Toyota will debut a particularly interesting concept car at Milan Design Week this year, making a point of being both environmentally friendly and emotionally valuable to the individual that buys it. The Toyota Setsuna, powered by an electric motor and with a retro open-wheel and open-cabin design, is built from Japanese wood — cedar and birch, with no nails or screws to hold it together — and is built to last a century of use.
Setsuna means moment in Japanese, and is a nod to Toyota’s notion that an owner and family will experience a unique relationship with their car over its life, and the two will evolve together — including when a car is handed down to the next generation. Wood is certainly durable — the Morgan Motor Company knows that — and Toyota wants the two-seat, electric-powered Setsuna to last for a century and be usable over that entire time.

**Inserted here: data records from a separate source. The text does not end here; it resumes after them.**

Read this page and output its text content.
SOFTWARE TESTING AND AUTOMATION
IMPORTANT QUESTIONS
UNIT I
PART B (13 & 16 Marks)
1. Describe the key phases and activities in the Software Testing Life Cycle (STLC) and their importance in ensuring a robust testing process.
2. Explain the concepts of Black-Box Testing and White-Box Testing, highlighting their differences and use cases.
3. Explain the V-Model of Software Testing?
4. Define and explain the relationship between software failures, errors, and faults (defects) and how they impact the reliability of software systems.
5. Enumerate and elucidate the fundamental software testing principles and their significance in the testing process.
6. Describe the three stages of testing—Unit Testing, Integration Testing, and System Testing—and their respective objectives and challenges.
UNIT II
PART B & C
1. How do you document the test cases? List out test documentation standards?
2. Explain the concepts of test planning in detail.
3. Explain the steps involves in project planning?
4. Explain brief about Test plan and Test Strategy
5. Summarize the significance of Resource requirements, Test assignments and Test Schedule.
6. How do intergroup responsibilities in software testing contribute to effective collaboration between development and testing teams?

The Toyota Setsuna’s wooden bodywork and frame don’t use any nails or screws, instead with okuri ari, or housed dovetail joints, holding panels and beams together. As well as the exterior and frame, the floor and seats of the car are wooden. It might not be the most comfortable nor practical material, but Toyota’s right in saying that it does take on a “unique character and depth” over time.
Kenji Tsuji, the Toyota engineer overseeing development of the Setsuna, said of his process: “We evaluated various ways to express the concept and selected different lumber materials for specific applications, such as Japanese cedar for the exterior panels and Japanese birch for the frame. We also paid particular attention to the sizes and arrangements of individual parts. For the assembly structure, we adopted a traditional Japanese joinery technique called okuriari3 which does not use any nails or screws.
The completed body line of the Setsuna expresses a beautiful curve reminiscent of a boat. We would also like the viewer to imagine how the Setsuna will gradually develop a complex and unique character over the years. The car includes a 100-year meter that will keep time over generations, and seats that combine functional beauty with the gentle hue of the wood.”